В те месяцы Фарах каждый день одевал свои лучшие наряды. У него было немало отличной одежды: подаренные мной арабские камзолы с золотым шитьем и очень элегантный алый форменный камзол, преподнесенный Беркли Коулом, не говоря уже о разноцветных шелковых тюрбанах. Обычно он хранил их в шкафах, надевая только по особым случаям, теперь же не жалел и носил вовсю. Он следовал за мной по улицам Найроби, отступив на один шаг, или дожидался на грязных лестницах правительственных учреждений и адвокатских контор, разодетый, как царь Соломон в зените славы. На такое способен только сомалиец.
Мне предстояло также распорядиться дальнейшей судьбой своих лошадей и собак. Я предполагала их пристрелить, но друзья засыпали меня письмами, умоляя отдать животных им. Получив эти письма, я поняла, что лишать бедняг жизни будет несправедливо: катаясь верхом или гуляя с собаками, я видела, что они еще полны жизни. Я все же долго не могла прийти к окончательному решению; ни по какому другому поводу у меня так часто не менялось мнение. В конце концов я решила отдать их друзьям.

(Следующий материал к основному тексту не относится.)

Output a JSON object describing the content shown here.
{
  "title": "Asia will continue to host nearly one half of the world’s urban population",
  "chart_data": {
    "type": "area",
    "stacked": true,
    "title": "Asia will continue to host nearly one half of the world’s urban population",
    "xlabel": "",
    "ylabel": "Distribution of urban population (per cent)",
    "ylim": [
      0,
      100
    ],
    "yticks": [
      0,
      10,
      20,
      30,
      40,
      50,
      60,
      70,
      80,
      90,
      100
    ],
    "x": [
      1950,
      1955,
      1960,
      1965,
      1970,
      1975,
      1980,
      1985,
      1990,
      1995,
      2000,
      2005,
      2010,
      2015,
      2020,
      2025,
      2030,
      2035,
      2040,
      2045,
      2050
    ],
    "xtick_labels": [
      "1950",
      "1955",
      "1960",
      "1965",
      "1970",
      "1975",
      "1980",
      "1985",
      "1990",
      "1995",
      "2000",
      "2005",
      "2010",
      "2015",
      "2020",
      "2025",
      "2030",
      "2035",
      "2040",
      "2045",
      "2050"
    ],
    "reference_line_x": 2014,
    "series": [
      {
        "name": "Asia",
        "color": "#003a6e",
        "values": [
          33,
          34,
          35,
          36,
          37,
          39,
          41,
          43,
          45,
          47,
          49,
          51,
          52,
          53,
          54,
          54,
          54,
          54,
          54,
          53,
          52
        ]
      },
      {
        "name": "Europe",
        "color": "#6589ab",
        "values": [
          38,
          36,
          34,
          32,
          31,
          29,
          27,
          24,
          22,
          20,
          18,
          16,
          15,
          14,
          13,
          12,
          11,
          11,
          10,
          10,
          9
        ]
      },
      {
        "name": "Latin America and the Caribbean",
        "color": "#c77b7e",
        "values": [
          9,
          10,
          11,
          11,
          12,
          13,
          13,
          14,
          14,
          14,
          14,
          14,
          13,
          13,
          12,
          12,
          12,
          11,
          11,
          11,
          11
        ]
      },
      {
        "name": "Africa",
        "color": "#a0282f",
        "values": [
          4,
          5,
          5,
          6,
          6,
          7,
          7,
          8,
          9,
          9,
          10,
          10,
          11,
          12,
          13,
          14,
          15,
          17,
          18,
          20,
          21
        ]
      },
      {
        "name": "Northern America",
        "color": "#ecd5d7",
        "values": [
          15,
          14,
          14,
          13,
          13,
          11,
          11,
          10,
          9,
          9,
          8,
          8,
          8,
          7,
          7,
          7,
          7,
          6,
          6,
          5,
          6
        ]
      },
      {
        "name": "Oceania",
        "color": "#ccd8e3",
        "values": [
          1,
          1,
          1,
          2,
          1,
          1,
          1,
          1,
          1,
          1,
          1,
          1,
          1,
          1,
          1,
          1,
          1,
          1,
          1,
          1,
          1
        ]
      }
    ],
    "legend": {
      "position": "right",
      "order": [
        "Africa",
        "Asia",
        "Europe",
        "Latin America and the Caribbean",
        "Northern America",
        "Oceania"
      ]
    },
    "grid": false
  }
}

Я отправилась в Найроби на своем любимом коне по кличке Крокус. Я ехала медленно и смотрела по сторонам. Думаю, Крокус сильно удивился, когда, прискакав в Найроби, не был возвращен обратно. Я с трудом поместила его в вагон для лошадей в поезде, отправлявшемся в Наивашу. Стоя перед конем в вагоне, я в последний раз гладила его шелковистую морду. Я не отпущу тебя, Крокус, пока ты не благословишь меня… Мы вместе с ним нашли тропу к реке среди арендаторских шамба и хижин; на крутом скользком склоне он переступал осторожно, как мул, и потом я видела в быстрой коричневой воде реки отражение собственной головы совсем рядом с его. Желаю тебе вечно щипать гвоздики в заоблачных долинах…
Двух молодых шотландских борзых, Дэвида и Дину, отпрысков Пани, я отдала знакомому на ферму вблизи Гиль-Гиль, где им было, где поохотиться. Собаки были сильные и игривые; уезжая в кузове машины с фермы, они красиво стояли бок о бок, часто дыша и вывалив языки, словно готовясь броситься за добычей. Зоркие глаза, быстрые ноги и благородные сердца покинули ферму, чтобы беззаботно носиться по новым угодьям.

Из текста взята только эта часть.